Mortgage Investing Startup Looks to Profit From Urban Exodus
(Bloomberg) -- AlphaFlow, an asset manager that buys real estate loans from lenders, sold the first of what it expects to be a series of securities linked to mortgages often used by house flippers.
The company expects to buy more of this debt, known as rehab residential loans, as the pandemic spurs people to move out of U.S. cities and into the suburbs, said Ray Sturm, co-founder and chief executive officer of the technology-based firm, in an interview. Some consumers will refurbish homes themselves, but many will buy renovated houses from investors that fix up and flip properties.

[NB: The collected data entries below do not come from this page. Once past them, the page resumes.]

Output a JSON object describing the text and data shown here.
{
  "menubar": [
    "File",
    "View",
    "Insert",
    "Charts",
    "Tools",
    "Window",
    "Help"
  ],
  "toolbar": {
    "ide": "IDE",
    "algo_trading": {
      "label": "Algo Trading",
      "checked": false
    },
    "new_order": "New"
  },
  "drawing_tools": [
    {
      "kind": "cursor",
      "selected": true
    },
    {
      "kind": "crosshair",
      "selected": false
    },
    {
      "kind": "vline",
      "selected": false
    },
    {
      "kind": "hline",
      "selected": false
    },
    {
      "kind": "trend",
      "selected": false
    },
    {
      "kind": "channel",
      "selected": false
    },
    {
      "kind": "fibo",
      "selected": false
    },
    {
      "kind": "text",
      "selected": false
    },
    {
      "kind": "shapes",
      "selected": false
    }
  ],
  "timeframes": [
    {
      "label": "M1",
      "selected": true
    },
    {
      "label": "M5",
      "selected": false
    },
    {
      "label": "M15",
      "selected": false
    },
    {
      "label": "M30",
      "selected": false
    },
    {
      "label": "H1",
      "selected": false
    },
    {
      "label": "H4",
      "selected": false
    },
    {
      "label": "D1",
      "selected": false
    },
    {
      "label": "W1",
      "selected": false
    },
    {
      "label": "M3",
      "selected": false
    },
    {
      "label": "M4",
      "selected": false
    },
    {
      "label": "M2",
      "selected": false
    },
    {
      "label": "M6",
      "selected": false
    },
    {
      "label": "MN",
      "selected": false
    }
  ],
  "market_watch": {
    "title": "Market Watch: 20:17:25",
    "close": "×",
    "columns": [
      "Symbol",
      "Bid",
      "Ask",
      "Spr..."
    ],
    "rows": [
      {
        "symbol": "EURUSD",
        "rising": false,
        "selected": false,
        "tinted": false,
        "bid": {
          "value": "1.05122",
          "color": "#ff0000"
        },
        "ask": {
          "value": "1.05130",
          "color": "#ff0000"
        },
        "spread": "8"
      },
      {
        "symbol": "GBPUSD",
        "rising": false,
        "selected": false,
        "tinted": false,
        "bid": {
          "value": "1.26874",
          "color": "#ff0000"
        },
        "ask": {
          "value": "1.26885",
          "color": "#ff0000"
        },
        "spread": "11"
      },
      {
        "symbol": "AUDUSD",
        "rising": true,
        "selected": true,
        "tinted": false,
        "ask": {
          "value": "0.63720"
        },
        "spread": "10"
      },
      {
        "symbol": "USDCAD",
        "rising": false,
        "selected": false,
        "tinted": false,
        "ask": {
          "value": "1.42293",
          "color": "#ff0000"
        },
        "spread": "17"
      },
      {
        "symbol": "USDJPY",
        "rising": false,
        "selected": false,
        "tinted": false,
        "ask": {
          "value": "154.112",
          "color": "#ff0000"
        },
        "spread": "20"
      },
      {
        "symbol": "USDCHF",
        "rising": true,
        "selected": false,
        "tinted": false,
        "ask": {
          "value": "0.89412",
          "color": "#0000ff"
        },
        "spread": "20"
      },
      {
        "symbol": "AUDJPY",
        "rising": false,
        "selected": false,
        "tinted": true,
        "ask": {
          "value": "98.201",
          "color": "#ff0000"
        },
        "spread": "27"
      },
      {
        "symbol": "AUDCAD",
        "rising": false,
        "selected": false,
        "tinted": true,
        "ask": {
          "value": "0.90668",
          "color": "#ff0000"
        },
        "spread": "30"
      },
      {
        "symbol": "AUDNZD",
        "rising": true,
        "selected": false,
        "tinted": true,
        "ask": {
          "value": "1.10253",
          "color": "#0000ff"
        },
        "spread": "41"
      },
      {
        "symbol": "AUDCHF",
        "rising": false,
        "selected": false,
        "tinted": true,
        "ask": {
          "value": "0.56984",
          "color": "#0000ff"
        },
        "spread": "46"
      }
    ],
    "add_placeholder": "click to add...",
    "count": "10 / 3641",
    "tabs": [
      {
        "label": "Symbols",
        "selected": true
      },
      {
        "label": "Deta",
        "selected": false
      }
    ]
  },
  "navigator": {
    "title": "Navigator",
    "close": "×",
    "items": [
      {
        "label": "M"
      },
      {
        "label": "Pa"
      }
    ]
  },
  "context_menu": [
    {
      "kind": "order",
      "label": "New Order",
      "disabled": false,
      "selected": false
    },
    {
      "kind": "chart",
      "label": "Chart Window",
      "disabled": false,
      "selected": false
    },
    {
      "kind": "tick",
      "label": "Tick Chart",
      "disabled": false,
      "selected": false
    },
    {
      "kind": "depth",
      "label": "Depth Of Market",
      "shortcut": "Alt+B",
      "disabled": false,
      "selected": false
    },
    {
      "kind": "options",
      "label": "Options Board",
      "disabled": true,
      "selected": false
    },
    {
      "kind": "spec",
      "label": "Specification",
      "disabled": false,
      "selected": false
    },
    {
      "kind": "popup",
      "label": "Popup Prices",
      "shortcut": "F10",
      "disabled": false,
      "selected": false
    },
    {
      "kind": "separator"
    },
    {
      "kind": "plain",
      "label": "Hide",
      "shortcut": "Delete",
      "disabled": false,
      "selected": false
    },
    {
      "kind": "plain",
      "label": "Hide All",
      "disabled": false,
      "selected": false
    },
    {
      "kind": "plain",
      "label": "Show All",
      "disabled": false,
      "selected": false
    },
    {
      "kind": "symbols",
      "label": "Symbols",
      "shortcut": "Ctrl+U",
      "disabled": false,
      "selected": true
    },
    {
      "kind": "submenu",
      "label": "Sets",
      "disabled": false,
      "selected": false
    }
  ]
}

“People forget that 60% of the U.S. housing stock was built before 1980. There’s a need for rehabbing to bring the housing stock up to date,” Sturm said. “This type of lending is booming right now.”
AlphaFlow sold $95 million of bonds last week whose proceeds will be used to buy rehab mortgages, also known as “fix and flip loans.” Those loans tend to be short term with relatively high interest rates, ranging from 8% to 11%. Once they are paid off, the firm will use the proceeds to buy new loans, Sturm said, creating what’s known as a revolving warehouse facility.
The firm is paying a yield of a little more than 3.2% for the biggest portion of the bonds it sold, which have an average life of around 2.35 years. Loans are only being bought after the bonds are sold, which is unusual for mortgage securities.
Flippers suffered in the last housing crisis, helping to create excess homebuilding and in the end often getting stuck with properties that they couldn’t sell. But in this market, where inventories are at record lows and prices have been rising, fewer investors are worried about that situation returning anytime soon, Sturm said.
AlphaFlow’s technology platform evaluates loans and standardizes disparate data from different lenders, which streamlines the entire process, Sturm said. The San Francisco-based firm buys loans from lenders to go into the securitization and collects payments in the loans. It can also sell some of the loans out of the securitization to institutional investors.
“This means the lenders can get funded more quickly, which opens up liquidity,” he said. Loans can close in a week, and the speed is key if you’re a house flipper. Banks used to take a month to close such loans, Sturm said.
The process of repeatedly buying new loans after old ones are paid off funnels Wall Street institutional money to regional fix-and-flip lenders, said Ryan Craft, the founder and CEO of alternative real estate investment firm Saluda Grade. Those funds in turn get passed on to local real estate developers. Craft’s firm is an investor in AlphaFlow that also helped put the securitization together.
Jefferies Financial Group Inc. was lead underwriter and structurer for AlphaFlow’s transaction.